二十世纪后半叶的商业社会中,消费已不仅是一种经济、实用的过程,更是一种涉及到价值符号与象征的社会文化活动。虽然从宽泛的意义上说,人类的先民通过物与物的简便交易也是在完成生产、消费的全景,但今天的消费不再以需要为基础,而是建立在无限的“欲望”之上。欲望根源于消费行为所蕴涵的意义,“某人拥有愈多选择自由,以及最重要的能够自由运用的选择愈多,那么他在社会阶层里的位置便愈高,可以期待的公众尊重和自尊就愈多,并且更为接近‘美好生活’的理想”。消费者之所以越来越丰富地消费,不是出于吃喝拉撒住等生理上的渴望,而是通过消费在大众面前表现享乐的权利和虚假的荣耀,韦伯所说的勤勉工作的责任伦理已一去不复返,代替工作伦理的是“镜中之像”,是孤立个人在舞台上的“全景敞视主义”,因之,“用以整合消费者社会,维持它的轨道,并且偶尔拯救其免于危机的,不是伦理学,而是美学”。[9]以欲望为核心的消费,变成后工业社会的加速器,“美学评断”则是工作业绩精致、动人的虚拟外表。中国的中产阶级,就是在这种庞大的化装舞会上品尝着消费主义的盛宴。

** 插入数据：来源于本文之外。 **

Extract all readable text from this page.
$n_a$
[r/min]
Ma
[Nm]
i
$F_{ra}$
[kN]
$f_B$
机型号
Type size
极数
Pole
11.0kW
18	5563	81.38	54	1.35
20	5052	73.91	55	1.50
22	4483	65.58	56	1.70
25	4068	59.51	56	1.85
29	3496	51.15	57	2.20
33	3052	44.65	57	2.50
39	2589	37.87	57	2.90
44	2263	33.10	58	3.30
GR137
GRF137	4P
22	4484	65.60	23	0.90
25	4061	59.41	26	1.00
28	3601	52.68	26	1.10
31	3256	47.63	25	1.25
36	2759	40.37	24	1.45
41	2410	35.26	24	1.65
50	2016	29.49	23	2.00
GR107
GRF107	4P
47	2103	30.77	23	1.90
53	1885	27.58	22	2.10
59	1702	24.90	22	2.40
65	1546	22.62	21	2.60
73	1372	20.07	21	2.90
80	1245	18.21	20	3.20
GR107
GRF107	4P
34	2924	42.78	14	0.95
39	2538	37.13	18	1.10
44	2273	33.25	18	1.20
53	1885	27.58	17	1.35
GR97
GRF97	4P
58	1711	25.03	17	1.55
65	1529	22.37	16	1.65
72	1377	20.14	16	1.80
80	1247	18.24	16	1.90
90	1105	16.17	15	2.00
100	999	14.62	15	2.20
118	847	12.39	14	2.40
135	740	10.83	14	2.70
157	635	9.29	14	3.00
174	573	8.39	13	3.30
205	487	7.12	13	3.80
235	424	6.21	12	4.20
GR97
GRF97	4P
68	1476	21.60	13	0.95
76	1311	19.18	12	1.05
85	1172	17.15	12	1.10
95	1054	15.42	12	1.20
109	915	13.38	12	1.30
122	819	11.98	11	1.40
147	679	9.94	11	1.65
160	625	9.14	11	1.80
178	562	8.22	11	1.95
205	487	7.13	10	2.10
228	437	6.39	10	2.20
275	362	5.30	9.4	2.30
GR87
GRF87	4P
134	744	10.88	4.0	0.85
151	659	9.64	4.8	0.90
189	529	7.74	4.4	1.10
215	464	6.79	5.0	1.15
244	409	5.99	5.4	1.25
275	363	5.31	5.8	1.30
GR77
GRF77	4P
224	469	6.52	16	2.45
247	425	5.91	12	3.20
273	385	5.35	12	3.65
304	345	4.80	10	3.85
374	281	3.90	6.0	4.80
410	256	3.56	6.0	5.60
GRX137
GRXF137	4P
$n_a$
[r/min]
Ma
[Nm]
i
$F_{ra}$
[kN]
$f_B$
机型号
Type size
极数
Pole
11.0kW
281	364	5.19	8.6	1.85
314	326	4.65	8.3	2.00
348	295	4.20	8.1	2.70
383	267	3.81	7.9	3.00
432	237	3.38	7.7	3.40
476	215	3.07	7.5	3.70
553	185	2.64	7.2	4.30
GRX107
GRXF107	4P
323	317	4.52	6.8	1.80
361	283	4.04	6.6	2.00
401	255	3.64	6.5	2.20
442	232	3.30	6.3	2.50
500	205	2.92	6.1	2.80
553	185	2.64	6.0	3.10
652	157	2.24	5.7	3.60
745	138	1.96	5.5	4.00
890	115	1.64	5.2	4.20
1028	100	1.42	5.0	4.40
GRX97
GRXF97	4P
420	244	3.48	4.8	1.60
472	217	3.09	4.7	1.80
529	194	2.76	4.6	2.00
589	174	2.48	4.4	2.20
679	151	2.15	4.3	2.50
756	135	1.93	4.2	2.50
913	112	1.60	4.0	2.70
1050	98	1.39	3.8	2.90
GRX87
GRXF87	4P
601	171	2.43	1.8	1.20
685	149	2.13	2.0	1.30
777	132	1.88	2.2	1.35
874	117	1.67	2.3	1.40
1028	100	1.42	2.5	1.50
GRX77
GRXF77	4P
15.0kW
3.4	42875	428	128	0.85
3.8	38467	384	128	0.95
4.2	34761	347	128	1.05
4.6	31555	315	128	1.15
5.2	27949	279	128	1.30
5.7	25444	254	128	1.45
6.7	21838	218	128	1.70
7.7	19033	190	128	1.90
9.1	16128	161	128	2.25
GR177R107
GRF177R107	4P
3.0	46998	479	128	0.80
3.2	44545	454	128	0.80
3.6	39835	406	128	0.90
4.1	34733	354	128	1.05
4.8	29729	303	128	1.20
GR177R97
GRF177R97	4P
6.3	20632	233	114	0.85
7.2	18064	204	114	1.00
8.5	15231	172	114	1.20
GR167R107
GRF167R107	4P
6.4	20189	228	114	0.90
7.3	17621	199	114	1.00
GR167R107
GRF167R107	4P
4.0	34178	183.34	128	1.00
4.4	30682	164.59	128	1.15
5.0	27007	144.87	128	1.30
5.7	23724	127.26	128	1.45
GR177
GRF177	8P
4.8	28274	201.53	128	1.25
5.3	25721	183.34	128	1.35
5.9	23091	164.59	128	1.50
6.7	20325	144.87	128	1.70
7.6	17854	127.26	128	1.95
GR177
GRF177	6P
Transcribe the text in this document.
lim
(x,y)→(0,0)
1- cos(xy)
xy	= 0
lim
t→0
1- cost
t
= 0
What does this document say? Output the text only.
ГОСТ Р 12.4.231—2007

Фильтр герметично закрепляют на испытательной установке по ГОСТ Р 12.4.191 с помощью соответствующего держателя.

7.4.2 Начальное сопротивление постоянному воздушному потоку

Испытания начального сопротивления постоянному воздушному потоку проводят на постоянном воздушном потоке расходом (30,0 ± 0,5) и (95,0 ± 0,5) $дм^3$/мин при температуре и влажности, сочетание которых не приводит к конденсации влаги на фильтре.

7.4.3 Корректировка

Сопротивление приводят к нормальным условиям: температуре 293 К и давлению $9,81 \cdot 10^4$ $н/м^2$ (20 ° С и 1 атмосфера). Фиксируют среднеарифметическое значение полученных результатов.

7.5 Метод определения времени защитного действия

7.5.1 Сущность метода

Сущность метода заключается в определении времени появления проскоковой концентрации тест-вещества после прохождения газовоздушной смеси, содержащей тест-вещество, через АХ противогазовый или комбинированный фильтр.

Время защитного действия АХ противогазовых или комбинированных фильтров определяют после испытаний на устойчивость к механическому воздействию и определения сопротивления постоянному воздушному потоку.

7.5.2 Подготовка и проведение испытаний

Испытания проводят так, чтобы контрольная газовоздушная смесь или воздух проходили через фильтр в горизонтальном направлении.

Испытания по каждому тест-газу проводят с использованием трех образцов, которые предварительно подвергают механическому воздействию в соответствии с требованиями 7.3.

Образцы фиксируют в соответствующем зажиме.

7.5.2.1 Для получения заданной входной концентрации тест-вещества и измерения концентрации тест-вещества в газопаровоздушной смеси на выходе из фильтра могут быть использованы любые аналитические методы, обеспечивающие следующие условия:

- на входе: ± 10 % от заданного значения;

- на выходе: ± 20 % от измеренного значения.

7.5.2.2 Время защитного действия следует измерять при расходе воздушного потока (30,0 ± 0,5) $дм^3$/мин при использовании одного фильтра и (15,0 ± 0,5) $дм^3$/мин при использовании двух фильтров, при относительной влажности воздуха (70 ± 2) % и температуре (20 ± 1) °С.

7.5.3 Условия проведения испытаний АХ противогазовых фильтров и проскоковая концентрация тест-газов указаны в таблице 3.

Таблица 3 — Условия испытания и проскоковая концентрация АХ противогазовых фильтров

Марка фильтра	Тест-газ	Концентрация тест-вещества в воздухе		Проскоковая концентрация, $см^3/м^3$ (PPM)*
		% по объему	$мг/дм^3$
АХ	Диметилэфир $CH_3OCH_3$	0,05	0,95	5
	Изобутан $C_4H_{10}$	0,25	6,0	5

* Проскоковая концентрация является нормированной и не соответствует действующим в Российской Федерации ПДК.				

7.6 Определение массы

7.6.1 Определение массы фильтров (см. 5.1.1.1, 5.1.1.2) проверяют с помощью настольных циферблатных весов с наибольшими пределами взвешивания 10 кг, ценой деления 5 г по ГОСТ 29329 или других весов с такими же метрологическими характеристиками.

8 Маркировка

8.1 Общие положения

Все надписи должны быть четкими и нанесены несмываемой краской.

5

过去的以某些特定行为方式的人聚合的社会身份(social status )集团,要求颇为严格,包括接纳、通婚、礼仪等多项社会机制;而今,除了极端的宗教社区的传统规范之外,人与人的交往行为范围前所未有地扩大。于是,禁忌性的仪式主义逐渐为社会形态中的知识、道德与政治领导权替换,消费实践作为公共性的敞视活动,恰恰就是新语境下争夺“文化霸权”(hegemony)的形式和结果。然而,浸淫于消费主义浪潮的消费者,真的能从差异性、即时性中重新焕发个性的容光吗?还是不由自主地陷入仅仅作为消费者的不断轮回的消费行为的泥淖?一个企业界、演艺界或运动界的名人,一旦被媒体曝光,相应的社会团体就会群起而效仿之,包括生活习惯、外观仪表以及言谈举止,这里的所谓消费时尚与其说是个性张扬的方式,不如说是普遍的从众心理的作祟。地位、名望、外表的追求完全建立在象征符号的基础上,对名流的仿制是为了满足自己的虚荣,个性最终在“追求个性”中播散殆尽。波德里亚称中产阶级的这种张扬作风为“非常‘现代’的反消费症候,实际上是一种消费变体,而且它发挥着阶级文化陈情者的作用。”[10]中产阶级的作派,揭示了现代社会的背后深层次的文化矛盾,即政治经济矛盾的意识形态调节,并非建立在公正原则或民主原则的基础之上,并没有通过一系列的文化价值与伦理规范实施整合和调度,而是仅仅在放任自流的编码符号的表征中,完成转型时代的结构性调整。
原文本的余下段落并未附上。